Once again, mission accomplished. “We found we could compromise the car using any of these [remote] vectors,” recounts Checkoway. The radio proved to be a particularly attractive target. Since it provides all the alarms associated with the engine, turn signals and the like, it is tied into every other computer system. “If you can take over the radio, you can use it to reprogram all the other computers,” he warns grimly.
In their laboratory, researchers could send nasty messages to their test car’s display board, start and stop the engine, disable the brakes and even make two cars 1,000 miles apart perform in unison. Could any basement-dwelling computer geek do the same thing?
“It took a significant amount of work and nearly three years to get to that point,” advises Checkoway. “There are probably easier ways to disrupt someone’s life.” That said, he has clearly opened a Pandora’s box of possibilities, many of which may indeed seem worth the effort to motivated persons or groups.
First, the Tom Clancy scenario. Checkoway’s results suggest numerous cars could be jointly infected, perhaps using audio files. This could be used to prompt mass brake failure at a particular time or location. Tire pressure monitors could also be used as a triggering mechanism. And while his test car lacked self-parking capabilities, the possibility of driving a remotely-steered car off a cliff via Bluetooth seems viable.
Or an enterprising hacker could use a combination of wireless devices to seek out specific vehicles, disable their anti-theft devices, unlock the doors, start the engines and then sell the locations to eager car thieves.
And it seems like child’s play to eavesdrop on in-car conversations using built-in microphones and an Internet connection, or to lift personal information off connected cell phones, a sure boon to corporate espionage.
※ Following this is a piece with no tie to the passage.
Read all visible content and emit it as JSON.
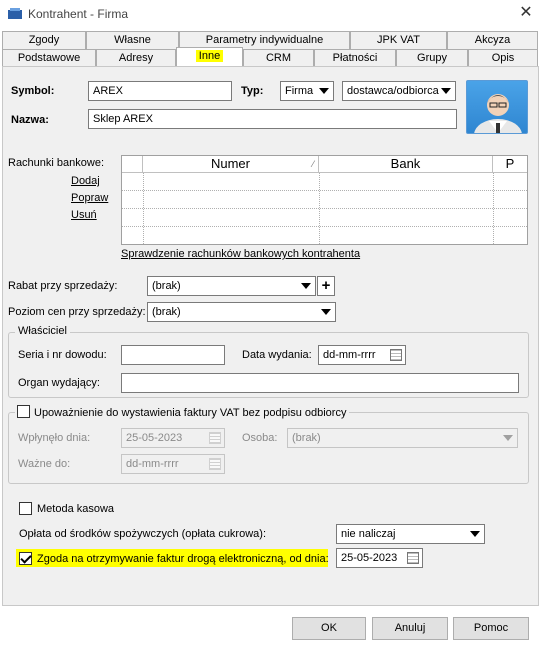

Checkoway observes that car hacking is likely to follow in the evolutionary footprints of its bigger brother, computer hacking. “Prior to the Internet, your personal computer was quite vulnerable, but it didn’t really matter since no one else could gain access to it,” he says. Hacking only became an issue after computers became interconnected via the Internet.
It thus seems logical that car hacking too will grow from isolated individual attacks, as with the case of Ramos-Lopez, to mass exploitation via worms or viruses and then to third-parties who sell access to compromised cars in an underground market, as with our enterprising car thief of the future.